Scheduling Guided by Output Length Prediction: Considering the sequence length variation across tasks, we take the remaining output length information into account.

[lines 214-216 of Section 3.3] Upon receiving a new request, we predict its output length on CPU using a small model (255MB) and enqueue the request into the prefill_reqs.

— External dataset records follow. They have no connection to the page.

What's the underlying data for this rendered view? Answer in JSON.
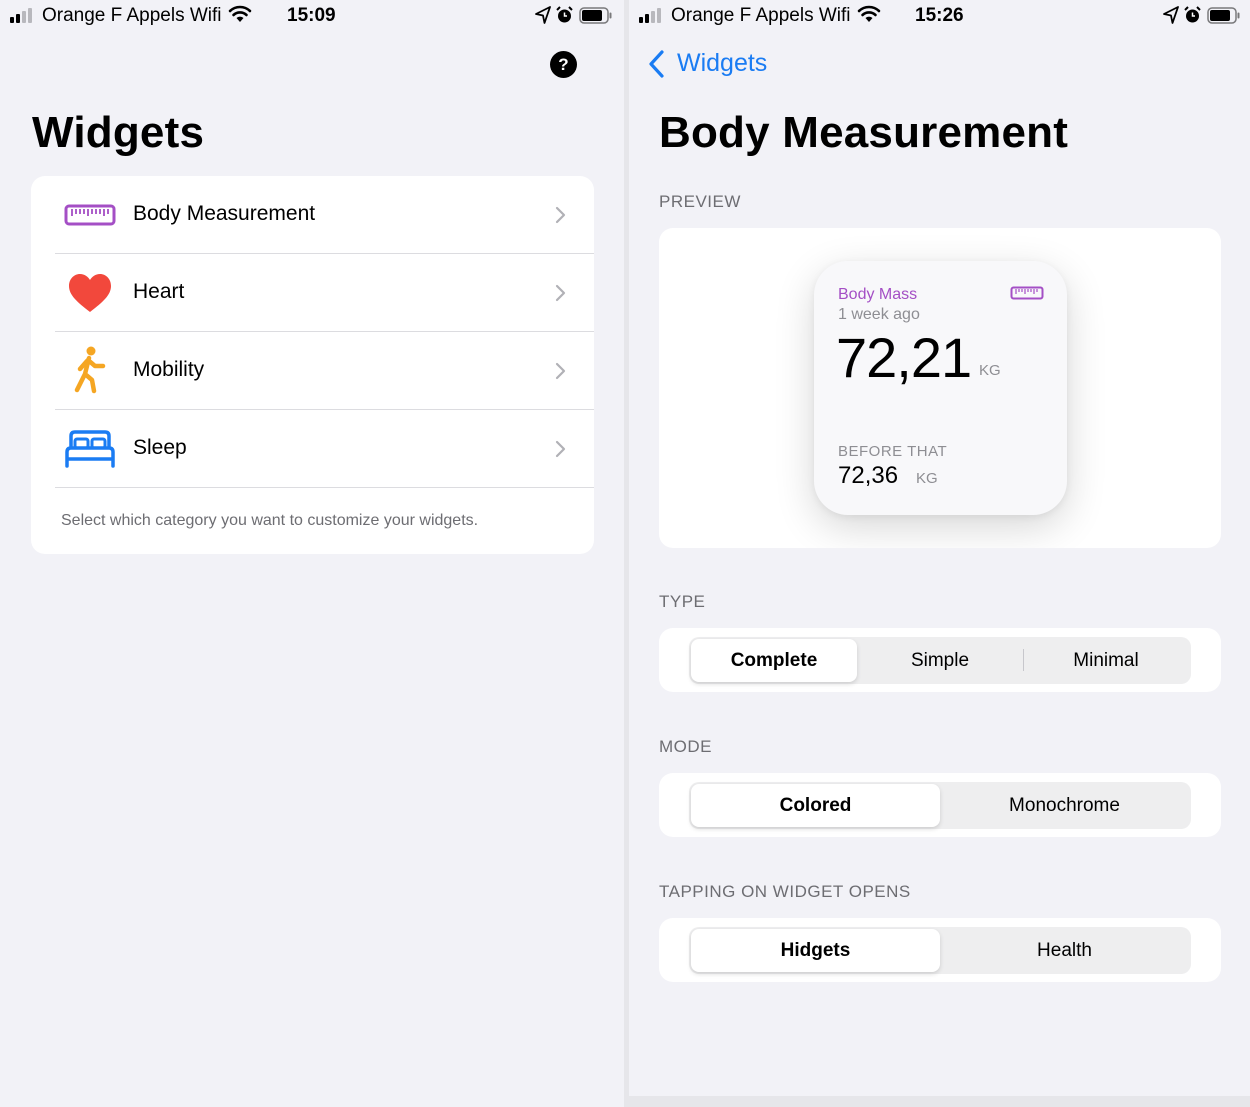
{
  "left_screen": {
    "status_bar": {
      "carrier": "Orange F Appels Wifi",
      "time": "15:09"
    },
    "help_button": "?",
    "title": "Widgets",
    "menu": {
      "items": [
        {
          "label": "Body Measurement",
          "icon": "ruler-icon",
          "color": "#a44fc5"
        },
        {
          "label": "Heart",
          "icon": "heart-icon",
          "color": "#f2483c"
        },
        {
          "label": "Mobility",
          "icon": "walking-person-icon",
          "color": "#f5a623"
        },
        {
          "label": "Sleep",
          "icon": "bed-icon",
          "color": "#1a7cf3"
        }
      ],
      "footer": "Select which category you want to customize your widgets."
    }
  },
  "right_screen": {
    "status_bar": {
      "carrier": "Orange F Appels Wifi",
      "time": "15:26"
    },
    "back_label": "Widgets",
    "title": "Body Measurement",
    "preview": {
      "header": "PREVIEW",
      "widget": {
        "title": "Body Mass",
        "subtitle": "1 week ago",
        "value": "72,21",
        "unit": "KG",
        "previous_label": "BEFORE THAT",
        "previous_value": "72,36",
        "previous_unit": "KG",
        "accent_color": "#a44fc5"
      }
    },
    "type": {
      "header": "TYPE",
      "options": [
        "Complete",
        "Simple",
        "Minimal"
      ],
      "selected": "Complete"
    },
    "mode": {
      "header": "MODE",
      "options": [
        "Colored",
        "Monochrome"
      ],
      "selected": "Colored"
    },
    "tap_action": {
      "header": "TAPPING ON WIDGET OPENS",
      "options": [
        "Hidgets",
        "Health"
      ],
      "selected": "Hidgets"
    }
  },
  "colors": {
    "accent_blue": "#1a7cf3",
    "background": "#f2f2f7",
    "secondary_text": "#6d6d72"
  }
}
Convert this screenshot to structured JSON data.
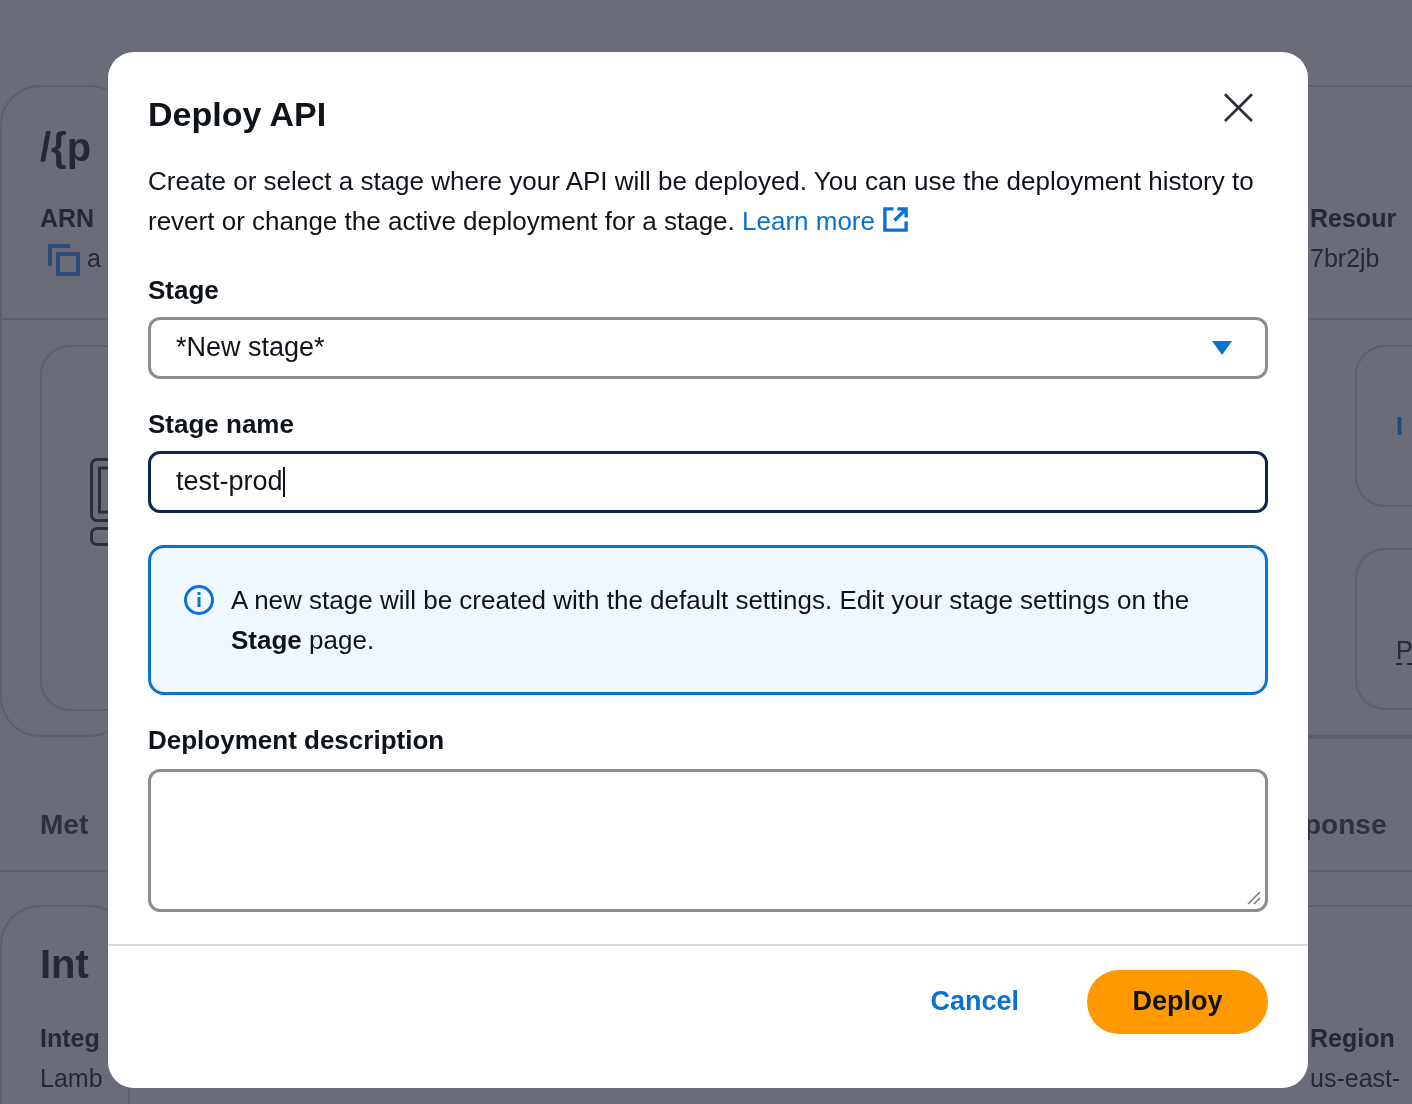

Note that the output length prediction takes about 16ms for one request on CPU, while it takes about 200ms to finish the inference of one request on GPU. Hence, we can completely overlap the prediction, without occupying any GPU computing resources.
[lines 2-3 of Alg 3 & lines 2-3 of Alg 4, also in lines 217-219 of Section 3.3] For each scheduling step, we sort the queues to achieve the Shortest Remaining Time First (SRTF).

Reducing Tasks Involved via Grouping: To avoid expensive memory access overhead in each step, there are two efforts.

[lines 6&11 of Alg 3, also in lines 233-234 of Section 3.3] We restrict the number of involved tasks below a threshold (i.e., $\beta$ in Section 3.3) when generating a new batch from the prefilling queues;
[lines 6&11 of Alg 4, also in lines 235-236 of Section 3.3] We prioritize tasks involved in the previous step to avoid swapping LoRA adapters frequently.

Besides, our work also maintains the waiting time of each request to avoid starvation (i.e., by the hungry queues in Alg 2-4), which is common in LLM serving.

To conclude, the scheduling in our work is not complex. Compared with existing scheduling strategies, we leverage two techniques considering the characteristics of multi-task serving. Thus, in our manuscript, we focused on the two techniques in Section 3.3, while the detailed routine (e.g., the determination of the three choices for each step) is deferred to the appendix.

最终决定Accept (poster)

2024-09-25

The paper introduces LoRA-Inlaid, an innovative multi-task large language model serving system that optimizes memory usage and supports dynamic task addition through novel quantization and scheduling algorithms. Reviewers praised its practical impact and theoretical contributions but raised concerns about computational overhead, clarity, and limited empirical validation. Authors responded with detailed clarifications and additional experiments, effectively addressing most concerns. The reviewers' consensus was positive, recommending acceptance due to the system's significant advancements in LLM deployment. The AC concurs with this recommendation and the paper may be accepted to NeurIPS.